With McGraw due to pitch his seventh inning of relief and with Jackson due up first in the bottom of the twelfth, a one-run lead was hardly insurmountable. But Mike Andrews — who was playing second because Williams had pinch hit for Dick Green and backup Ted Kubiak and because commissioner Bowie Kuhn had not allowed Manny Trillo to replace injured Bill North on the World Series roster — enabled the Mets to take a much larger lead.
Jones followed Mays’ single with one of his own. The next batter, John Milner, hit a soft three-hopper to Andrews. The ball rolled through Andrews’ legs. Two more runs scored.
The next batter, Grote, also hit a grounder to Andrews. The second baseman fielded this one cleanly but his throw to first was a little wide. Umpire Jerry Neudecker ruled that it pulled Tenace off the bag. Replays showed that it didn’t, but another run scored. Oakland’s deficit was now four runs heading into the bottom of the twelfth.
This was the last of Oakland’s five errors in the game. The Mets contributed Millan’s costly one.
Jackson led off the bottom of the twelfth with a triple — another ball Mays struggled to find in the sun. Jackson would score, and the As would load the bases, putting the winning run on first.
However, George Stone, on for McGraw, ended this bizarre, four hour and 13 minute affair (longer by 45 minutes than any previous World Series game) by retiring Campanaris on a grounder to short.
But this was not the end of the drama. Before the team took the plane to New York for Game Three, an irate Charlie Finley forced Andrews to undergo a physical examination of his throwing arm. The arm had been injured the previous year, but was fine now.
The exam was a pretext for kicking Andrews off the roster and replacing him with Trillo.
Dick Williams couldn’t believe what was happening, even coming from Finley. Andrews had been his second baseman in Boston on the “impossible dream” team of 1967. And Williams was firmly of the belief, which dated back at least as far as John McGraw at the beginning of the century, that physical errors (as opposed to mental ones) were forgivable.
A shouting match between owner and manager followed.
Unmoved by his manager’s anger, Finley demanded that Andrews sign a statement
acknowledging his “injury.” Andrews refused. He knew the statement was false and, anyway, he didn’t want to put forth an alibi for his errors.
When Finley persisted, Andrews said he wanted to talk privately with Williams. Meanwhile, the As players, sitting on the bus for the airport, started chanting “we want Mike.”
Williams counseled Andrews to “do what is best for yourself,” by which he probably meant for the player’s future in baseball. Finally, Andrews signed the paper.
He was off the team, but not for long. Commissioner Kuhn ordered his reinstatement. After talking to his teammates, and receiving assurances from Finley that he could tell his side of the story without fear of retaliation, Andrews agreed to return.
His teammates treated him like a hero, and when he came to bat in Game Four, the New York fans gave him a raucous standing ovation.
But for Dick Williams, this was not a case of all’s-well-that-ends-well.

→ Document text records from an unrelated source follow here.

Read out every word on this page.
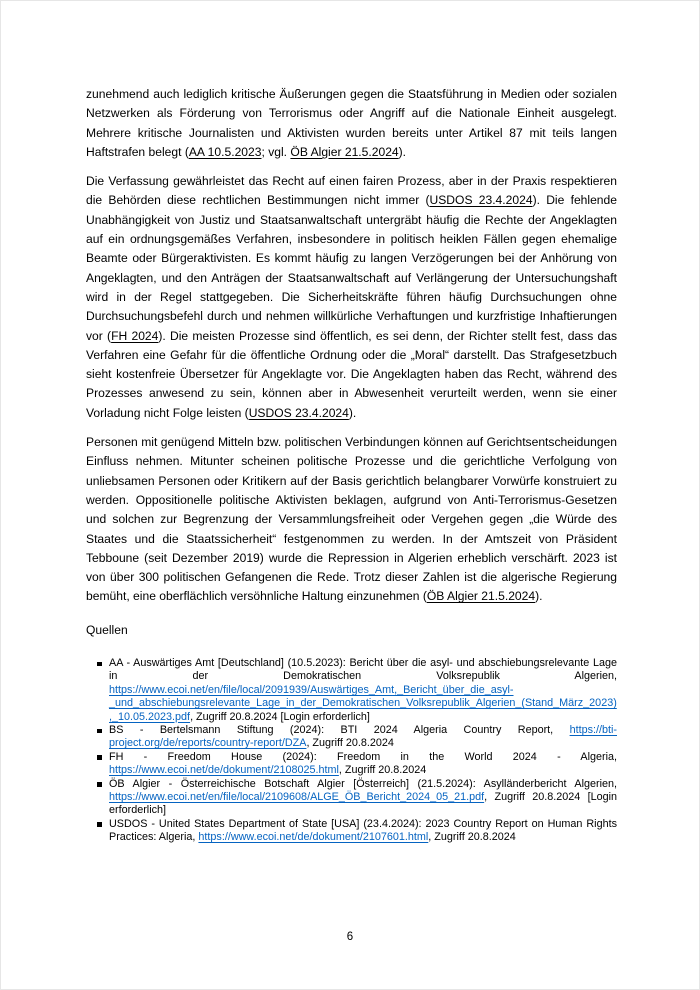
zunehmend auch lediglich kritische Äußerungen gegen die Staatsführung in Medien oder sozialen Netzwerken als Förderung von Terrorismus oder Angriff auf die Nationale Einheit ausgelegt. Mehrere kritische Journalisten und Aktivisten wurden bereits unter Artikel 87 mit teils langen Haftstrafen belegt (AA 10.5.2023; vgl. ÖB Algier 21.5.2024).

Die Verfassung gewährleistet das Recht auf einen fairen Prozess, aber in der Praxis respektieren die Behörden diese rechtlichen Bestimmungen nicht immer (USDOS 23.4.2024). Die fehlende Unabhängigkeit von Justiz und Staatsanwaltschaft untergräbt häufig die Rechte der Angeklagten auf ein ordnungsgemäßes Verfahren, insbesondere in politisch heiklen Fällen gegen ehemalige Beamte oder Bürgeraktivisten. Es kommt häufig zu langen Verzögerungen bei der Anhörung von Angeklagten, und den Anträgen der Staatsanwaltschaft auf Verlängerung der Untersuchungshaft wird in der Regel stattgegeben. Die Sicherheitskräfte führen häufig Durchsuchungen ohne Durchsuchungsbefehl durch und nehmen willkürliche Verhaftungen und kurzfristige Inhaftierungen vor (FH 2024). Die meisten Prozesse sind öffentlich, es sei denn, der Richter stellt fest, dass das Verfahren eine Gefahr für die öffentliche Ordnung oder die „Moral“ darstellt. Das Strafgesetzbuch sieht kostenfreie Übersetzer für Angeklagte vor. Die Angeklagten haben das Recht, während des Prozesses anwesend zu sein, können aber in Abwesenheit verurteilt werden, wenn sie einer Vorladung nicht Folge leisten (USDOS 23.4.2024).

Personen mit genügend Mitteln bzw. politischen Verbindungen können auf Gerichtsentscheidungen Einfluss nehmen. Mitunter scheinen politische Prozesse und die gerichtliche Verfolgung von unliebsamen Personen oder Kritikern auf der Basis gerichtlich belangbarer Vorwürfe konstruiert zu werden. Oppositionelle politische Aktivisten beklagen, aufgrund von Anti-Terrorismus-Gesetzen und solchen zur Begrenzung der Versammlungsfreiheit oder Vergehen gegen „die Würde des Staates und die Staatssicherheit“ festgenommen zu werden. In der Amtszeit von Präsident Tebboune (seit Dezember 2019) wurde die Repression in Algerien erheblich verschärft. 2023 ist von über 300 politischen Gefangenen die Rede. Trotz dieser Zahlen ist die algerische Regierung bemüht, eine oberflächlich versöhnliche Haltung einzunehmen (ÖB Algier 21.5.2024).

Quellen

AA - Auswärtiges Amt [Deutschland] (10.5.2023): Bericht über die asyl- und abschiebungsrelevante Lage in der Demokratischen Volksrepublik Algerien, https://www.ecoi.net/en/file/local/2091939/Auswärtiges_Amt,_Bericht_über_die_asyl-_und_abschiebungsrelevante_Lage_in_der_Demokratischen_Volksrepublik_Algerien_(Stand_März_2023),_10.05.2023.pdf, Zugriff 20.8.2024 [Login erforderlich]
BS - Bertelsmann Stiftung (2024): BTI 2024 Algeria Country Report, https://bti-project.org/de/reports/country-report/DZA, Zugriff 20.8.2024
FH - Freedom House (2024): Freedom in the World 2024 - Algeria, https://www.ecoi.net/de/dokument/2108025.html, Zugriff 20.8.2024
ÖB Algier - Österreichische Botschaft Algier [Österreich] (21.5.2024): Asylländerbericht Algerien, https://www.ecoi.net/en/file/local/2109608/ALGE_ÖB_Bericht_2024_05_21.pdf, Zugriff 20.8.2024 [Login erforderlich]
USDOS - United States Department of State [USA] (23.4.2024): 2023 Country Report on Human Rights Practices: Algeria, https://www.ecoi.net/de/dokument/2107601.html, Zugriff 20.8.2024
6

The Andrews incident was the last straw in his always rocky relationship with Charlie Finley. It caused him to decide, then and there, not to return to the As in 1974. The move meant giving up $70,000 a year for two years and the opportunity to manage the best team in baseball.
Perhaps feeling the need to save face with his players, Williams told his team of this decision before Game Three. His announcement stunned and disappointed the players. They had considered boycotting the Series in protest of Finley, but some felt betrayed by their manager.
However, their real anger was directed where it should have been — at Charlie Finley. And the Oakland As were at their best when they were furious with Finley.